Skies were cloudy this morning but that just provided a little change to the normal scenic perspective.

Are you threatening me?
It’s a shitty creek without a paddle in sight.

And then I stopped for a refreshing RC Cola.

Well, s selfie in front of an RC advertisement anyway. How about them apples, Kevin Kim?

The rain held off until I was just a couple of blocks from home. And it’s been raining ever since. That didn’t stop Nikole from coming over to provide my weekly massage. She’s good at her work, I’ll grant her that.

And that’s the way things are in these here parts. At least for me.

5 thoughts on “Not as planned

  1. Great report as usual. The woman with the umbrella 🌂 really moves around the area and your daily mission to find her must be mapped and documented.

    Glad to hear about the ongoing potential drama with the other gentleman. A rival of sorts. Perhaps he enjoys tormenting you and driving you out of your favorite places . At this rate I’m just glad you’re involved in a dramatic moment that doesn’t involve the ladies.

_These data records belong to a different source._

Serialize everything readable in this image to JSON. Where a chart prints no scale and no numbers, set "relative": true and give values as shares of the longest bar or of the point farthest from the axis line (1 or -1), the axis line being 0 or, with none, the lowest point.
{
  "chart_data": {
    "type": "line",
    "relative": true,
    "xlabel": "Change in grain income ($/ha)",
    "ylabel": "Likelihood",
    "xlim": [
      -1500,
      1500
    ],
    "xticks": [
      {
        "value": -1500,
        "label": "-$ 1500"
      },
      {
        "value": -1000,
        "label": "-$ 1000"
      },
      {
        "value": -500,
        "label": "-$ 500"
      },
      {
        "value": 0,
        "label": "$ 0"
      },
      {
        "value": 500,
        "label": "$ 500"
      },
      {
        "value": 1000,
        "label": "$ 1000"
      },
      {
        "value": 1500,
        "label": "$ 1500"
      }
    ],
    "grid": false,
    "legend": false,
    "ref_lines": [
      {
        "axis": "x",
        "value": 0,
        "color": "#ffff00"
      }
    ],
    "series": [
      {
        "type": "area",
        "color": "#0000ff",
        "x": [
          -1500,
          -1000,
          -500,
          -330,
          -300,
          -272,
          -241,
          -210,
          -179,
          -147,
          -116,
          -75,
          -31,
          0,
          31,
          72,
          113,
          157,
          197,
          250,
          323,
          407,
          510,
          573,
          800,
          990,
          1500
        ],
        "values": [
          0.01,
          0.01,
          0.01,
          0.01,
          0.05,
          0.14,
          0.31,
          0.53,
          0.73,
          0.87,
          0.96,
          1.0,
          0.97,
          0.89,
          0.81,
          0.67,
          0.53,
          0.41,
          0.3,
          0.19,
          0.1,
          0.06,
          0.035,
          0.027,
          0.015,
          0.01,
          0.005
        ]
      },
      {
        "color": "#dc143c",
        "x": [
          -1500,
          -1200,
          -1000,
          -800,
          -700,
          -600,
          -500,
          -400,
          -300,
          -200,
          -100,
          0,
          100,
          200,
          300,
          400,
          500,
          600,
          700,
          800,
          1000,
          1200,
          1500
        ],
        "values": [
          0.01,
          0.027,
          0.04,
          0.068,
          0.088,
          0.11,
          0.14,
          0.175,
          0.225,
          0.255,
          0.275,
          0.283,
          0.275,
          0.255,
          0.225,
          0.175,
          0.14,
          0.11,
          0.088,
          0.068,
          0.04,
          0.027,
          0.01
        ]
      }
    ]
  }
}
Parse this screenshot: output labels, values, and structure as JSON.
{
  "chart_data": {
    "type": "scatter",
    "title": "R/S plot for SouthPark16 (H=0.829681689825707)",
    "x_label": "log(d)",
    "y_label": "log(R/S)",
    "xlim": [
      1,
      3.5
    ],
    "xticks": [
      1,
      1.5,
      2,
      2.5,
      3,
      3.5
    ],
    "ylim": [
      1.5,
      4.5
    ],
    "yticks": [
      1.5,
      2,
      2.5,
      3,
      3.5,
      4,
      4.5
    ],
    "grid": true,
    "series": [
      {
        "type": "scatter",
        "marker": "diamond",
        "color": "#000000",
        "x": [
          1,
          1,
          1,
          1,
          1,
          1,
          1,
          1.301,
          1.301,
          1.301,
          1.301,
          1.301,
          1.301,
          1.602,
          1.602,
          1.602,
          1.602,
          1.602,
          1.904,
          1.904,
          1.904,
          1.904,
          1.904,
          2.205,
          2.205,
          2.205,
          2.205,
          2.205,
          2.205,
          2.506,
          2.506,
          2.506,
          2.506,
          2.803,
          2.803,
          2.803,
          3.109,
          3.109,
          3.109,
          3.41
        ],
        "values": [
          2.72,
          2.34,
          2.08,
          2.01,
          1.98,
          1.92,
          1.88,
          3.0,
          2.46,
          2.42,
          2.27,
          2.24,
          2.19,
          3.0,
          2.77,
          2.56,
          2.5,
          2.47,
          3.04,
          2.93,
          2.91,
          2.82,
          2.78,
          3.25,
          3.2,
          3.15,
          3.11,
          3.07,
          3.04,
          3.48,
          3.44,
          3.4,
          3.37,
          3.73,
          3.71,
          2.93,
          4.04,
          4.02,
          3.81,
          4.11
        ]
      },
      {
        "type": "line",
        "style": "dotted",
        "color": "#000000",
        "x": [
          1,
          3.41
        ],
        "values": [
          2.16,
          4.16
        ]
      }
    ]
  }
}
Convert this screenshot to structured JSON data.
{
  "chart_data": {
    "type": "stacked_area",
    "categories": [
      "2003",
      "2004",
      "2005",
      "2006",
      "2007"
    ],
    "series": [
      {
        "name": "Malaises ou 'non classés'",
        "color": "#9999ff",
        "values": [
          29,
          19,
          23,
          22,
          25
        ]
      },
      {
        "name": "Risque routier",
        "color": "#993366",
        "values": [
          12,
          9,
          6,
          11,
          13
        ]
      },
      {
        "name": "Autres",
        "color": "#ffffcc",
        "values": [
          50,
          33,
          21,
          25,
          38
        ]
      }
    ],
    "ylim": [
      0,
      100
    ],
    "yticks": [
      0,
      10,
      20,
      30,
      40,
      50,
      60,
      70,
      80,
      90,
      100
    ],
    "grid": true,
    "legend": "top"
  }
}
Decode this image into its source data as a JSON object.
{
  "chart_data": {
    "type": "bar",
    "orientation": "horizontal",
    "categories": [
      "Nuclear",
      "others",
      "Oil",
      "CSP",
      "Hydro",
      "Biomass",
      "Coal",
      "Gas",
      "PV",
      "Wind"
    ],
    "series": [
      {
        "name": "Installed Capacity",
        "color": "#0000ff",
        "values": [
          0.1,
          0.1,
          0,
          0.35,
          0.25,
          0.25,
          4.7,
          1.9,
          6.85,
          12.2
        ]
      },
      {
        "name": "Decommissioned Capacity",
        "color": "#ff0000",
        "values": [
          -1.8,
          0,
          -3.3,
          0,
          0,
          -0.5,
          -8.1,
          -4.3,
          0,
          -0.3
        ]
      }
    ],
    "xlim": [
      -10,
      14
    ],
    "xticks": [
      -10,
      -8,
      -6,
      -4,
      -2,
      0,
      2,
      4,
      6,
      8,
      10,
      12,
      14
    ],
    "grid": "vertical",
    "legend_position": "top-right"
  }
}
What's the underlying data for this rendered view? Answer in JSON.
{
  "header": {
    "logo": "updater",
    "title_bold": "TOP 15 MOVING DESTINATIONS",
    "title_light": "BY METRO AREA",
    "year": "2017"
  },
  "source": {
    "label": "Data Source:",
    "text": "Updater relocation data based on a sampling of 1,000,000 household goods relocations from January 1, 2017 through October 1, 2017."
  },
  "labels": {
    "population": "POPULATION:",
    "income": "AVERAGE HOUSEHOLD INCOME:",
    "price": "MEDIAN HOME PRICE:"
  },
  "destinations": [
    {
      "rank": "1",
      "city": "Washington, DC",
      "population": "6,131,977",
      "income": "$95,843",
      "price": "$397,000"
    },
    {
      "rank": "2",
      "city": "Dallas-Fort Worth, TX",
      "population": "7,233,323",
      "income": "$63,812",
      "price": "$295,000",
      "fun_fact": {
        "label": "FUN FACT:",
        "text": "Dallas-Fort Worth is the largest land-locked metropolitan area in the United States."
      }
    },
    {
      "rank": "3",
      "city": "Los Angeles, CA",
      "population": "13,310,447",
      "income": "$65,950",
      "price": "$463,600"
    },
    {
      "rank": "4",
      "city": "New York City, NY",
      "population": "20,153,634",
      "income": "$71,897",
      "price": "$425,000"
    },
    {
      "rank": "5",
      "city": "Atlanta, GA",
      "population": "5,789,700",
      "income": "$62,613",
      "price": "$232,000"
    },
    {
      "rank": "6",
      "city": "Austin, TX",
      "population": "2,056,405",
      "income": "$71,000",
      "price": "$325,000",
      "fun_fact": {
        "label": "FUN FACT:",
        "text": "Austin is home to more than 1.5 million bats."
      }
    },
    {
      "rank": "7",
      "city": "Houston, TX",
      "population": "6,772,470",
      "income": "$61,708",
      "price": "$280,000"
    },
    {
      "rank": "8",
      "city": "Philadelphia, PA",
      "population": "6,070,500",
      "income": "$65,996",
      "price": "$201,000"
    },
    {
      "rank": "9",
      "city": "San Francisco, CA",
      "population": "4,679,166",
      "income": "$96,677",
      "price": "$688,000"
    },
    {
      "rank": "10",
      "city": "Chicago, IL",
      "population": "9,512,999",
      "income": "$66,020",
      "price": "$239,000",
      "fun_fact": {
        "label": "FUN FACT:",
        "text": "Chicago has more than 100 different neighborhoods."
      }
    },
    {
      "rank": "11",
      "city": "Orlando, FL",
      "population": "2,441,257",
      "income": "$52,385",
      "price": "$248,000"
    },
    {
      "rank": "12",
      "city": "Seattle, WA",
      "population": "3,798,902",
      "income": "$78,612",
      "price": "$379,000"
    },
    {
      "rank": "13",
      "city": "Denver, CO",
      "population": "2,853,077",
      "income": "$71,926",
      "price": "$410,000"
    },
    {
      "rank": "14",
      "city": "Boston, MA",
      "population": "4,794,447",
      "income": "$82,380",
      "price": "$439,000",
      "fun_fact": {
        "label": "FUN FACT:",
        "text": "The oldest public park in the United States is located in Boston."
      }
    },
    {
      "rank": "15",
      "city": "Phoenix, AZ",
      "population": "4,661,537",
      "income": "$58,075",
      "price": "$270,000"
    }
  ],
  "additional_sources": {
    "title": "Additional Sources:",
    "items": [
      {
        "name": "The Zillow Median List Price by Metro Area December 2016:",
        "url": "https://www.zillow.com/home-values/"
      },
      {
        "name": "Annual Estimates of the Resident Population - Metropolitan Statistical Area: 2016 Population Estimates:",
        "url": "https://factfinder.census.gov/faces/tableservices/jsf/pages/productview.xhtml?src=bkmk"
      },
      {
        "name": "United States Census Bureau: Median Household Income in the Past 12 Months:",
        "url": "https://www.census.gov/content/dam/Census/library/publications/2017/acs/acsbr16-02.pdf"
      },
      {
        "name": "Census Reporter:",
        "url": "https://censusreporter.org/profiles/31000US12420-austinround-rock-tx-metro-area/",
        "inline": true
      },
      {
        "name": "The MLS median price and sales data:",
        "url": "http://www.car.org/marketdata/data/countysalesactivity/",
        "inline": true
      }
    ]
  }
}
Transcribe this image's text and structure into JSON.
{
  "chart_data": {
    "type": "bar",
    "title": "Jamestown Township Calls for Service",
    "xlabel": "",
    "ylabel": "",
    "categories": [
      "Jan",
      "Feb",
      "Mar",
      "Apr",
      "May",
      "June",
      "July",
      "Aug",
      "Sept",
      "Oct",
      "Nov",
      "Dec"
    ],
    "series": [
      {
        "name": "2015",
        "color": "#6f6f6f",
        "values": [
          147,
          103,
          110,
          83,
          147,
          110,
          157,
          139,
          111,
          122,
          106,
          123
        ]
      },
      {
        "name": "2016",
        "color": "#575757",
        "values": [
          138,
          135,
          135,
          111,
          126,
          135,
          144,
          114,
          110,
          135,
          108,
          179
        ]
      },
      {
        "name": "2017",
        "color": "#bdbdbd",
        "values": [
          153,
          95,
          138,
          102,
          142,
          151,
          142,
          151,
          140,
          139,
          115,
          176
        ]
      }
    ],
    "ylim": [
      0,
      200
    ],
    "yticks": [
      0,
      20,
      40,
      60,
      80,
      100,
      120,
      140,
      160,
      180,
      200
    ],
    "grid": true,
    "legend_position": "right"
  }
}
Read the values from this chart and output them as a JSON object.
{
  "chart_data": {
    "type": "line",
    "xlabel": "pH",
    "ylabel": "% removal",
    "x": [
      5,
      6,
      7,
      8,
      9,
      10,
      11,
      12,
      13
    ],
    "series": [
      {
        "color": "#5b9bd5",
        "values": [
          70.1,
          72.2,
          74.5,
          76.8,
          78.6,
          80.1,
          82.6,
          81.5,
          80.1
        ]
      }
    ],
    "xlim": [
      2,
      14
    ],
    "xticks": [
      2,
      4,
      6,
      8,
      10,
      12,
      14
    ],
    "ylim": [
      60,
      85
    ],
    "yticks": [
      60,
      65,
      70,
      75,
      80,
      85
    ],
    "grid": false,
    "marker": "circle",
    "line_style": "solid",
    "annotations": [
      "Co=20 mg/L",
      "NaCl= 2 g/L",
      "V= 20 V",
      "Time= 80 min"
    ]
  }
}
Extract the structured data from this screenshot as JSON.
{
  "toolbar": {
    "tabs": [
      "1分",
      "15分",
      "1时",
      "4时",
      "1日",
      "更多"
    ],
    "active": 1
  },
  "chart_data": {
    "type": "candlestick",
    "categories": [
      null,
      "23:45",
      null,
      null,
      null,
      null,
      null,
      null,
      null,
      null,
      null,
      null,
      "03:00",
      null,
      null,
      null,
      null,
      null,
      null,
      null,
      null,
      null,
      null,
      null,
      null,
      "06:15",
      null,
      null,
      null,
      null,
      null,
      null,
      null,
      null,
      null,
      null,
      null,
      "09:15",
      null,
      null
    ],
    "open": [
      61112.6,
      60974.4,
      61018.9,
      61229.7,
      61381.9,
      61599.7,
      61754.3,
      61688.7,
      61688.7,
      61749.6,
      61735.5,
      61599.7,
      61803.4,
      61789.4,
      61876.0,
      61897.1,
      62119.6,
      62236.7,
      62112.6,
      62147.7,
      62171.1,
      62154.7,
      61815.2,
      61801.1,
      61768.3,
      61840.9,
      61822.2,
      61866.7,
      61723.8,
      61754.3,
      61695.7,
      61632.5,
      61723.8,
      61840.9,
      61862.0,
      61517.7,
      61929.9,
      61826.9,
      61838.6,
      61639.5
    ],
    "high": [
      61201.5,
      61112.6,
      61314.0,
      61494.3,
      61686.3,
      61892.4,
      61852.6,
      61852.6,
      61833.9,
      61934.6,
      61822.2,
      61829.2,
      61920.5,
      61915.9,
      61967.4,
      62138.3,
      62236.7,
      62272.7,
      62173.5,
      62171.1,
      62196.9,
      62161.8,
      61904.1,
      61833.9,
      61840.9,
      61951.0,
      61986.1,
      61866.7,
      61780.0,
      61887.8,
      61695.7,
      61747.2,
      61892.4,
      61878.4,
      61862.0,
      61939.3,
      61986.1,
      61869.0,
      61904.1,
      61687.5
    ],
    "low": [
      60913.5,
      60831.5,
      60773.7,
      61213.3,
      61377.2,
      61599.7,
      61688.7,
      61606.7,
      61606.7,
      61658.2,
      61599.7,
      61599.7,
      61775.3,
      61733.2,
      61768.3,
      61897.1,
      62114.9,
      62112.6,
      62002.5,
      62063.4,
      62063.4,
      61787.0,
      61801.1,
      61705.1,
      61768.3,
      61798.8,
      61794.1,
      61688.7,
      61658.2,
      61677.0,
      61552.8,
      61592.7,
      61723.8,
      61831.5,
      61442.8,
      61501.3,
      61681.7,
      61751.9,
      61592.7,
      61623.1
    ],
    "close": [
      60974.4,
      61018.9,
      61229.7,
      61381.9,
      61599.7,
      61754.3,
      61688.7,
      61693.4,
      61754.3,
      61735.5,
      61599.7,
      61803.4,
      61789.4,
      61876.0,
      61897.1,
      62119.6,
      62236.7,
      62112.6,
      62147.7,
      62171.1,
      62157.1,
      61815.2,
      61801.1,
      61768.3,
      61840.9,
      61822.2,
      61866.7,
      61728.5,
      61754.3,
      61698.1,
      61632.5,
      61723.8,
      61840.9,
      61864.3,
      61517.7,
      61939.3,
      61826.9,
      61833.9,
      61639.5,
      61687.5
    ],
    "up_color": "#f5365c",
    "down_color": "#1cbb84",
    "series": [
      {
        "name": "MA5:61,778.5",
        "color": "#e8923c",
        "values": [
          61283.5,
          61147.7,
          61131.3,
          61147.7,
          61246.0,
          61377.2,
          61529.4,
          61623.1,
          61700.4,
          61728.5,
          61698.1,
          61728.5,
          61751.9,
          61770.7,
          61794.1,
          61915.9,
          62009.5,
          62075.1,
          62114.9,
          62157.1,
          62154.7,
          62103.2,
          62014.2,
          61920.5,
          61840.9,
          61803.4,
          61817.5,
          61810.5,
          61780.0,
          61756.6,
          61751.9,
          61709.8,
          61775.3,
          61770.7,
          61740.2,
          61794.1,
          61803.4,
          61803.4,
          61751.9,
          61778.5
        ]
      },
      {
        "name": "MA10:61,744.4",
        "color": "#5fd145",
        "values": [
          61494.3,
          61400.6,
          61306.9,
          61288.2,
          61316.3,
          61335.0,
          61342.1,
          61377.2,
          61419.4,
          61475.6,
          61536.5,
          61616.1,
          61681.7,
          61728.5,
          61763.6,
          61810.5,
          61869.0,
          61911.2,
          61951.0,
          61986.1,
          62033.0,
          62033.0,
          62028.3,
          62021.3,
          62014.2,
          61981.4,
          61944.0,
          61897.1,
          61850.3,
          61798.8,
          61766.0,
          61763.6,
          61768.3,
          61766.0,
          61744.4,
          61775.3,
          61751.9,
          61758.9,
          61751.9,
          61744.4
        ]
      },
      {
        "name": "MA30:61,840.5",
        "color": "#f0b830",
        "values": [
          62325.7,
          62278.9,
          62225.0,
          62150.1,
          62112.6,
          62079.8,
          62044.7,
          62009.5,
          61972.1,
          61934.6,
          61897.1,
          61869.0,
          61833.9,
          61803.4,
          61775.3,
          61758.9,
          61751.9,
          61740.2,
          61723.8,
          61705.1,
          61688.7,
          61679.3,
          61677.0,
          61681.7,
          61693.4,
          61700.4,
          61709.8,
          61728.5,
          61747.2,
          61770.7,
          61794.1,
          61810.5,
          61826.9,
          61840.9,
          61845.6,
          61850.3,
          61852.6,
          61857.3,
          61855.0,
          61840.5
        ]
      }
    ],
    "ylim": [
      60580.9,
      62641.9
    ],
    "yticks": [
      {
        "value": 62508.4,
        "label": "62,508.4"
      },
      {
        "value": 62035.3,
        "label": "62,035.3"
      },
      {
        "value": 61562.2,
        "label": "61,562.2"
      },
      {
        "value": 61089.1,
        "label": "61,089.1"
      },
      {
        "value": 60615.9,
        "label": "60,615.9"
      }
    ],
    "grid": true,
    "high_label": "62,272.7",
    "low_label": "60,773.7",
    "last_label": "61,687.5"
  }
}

    Keep walking drinking and ✍ writing

  2. Peter, actually “mama” is pretty predictable in her movements. In the mornings she seems to prefer Baloy beach. In the afternoons a shady spot in front of a closed business. At “supper time” she is usually in front of Rico’s or Lluhimer’s near Queen Victoria. She does range far and wide though. I’ve seen her way up the highway towards Olongapo and also walking on the Subic side of the river. I probably can’t match her daily step count!

    I think my decision to leave the bar was in an effort to avoid drama. I was kinda in one of those moods with a low tolerance for bullshit. If I thought the guy was really trying to get me to leave I wouldn’t have. But honestly, I need to do better about holding grudges and being a bit of a dick myself. Hey, awareness is the first step, right?

    Thanks for your comment!

  3. Pussy just laid-out on the bar at Cheap Charlies. Now that’s my kind of place! Peace and Out!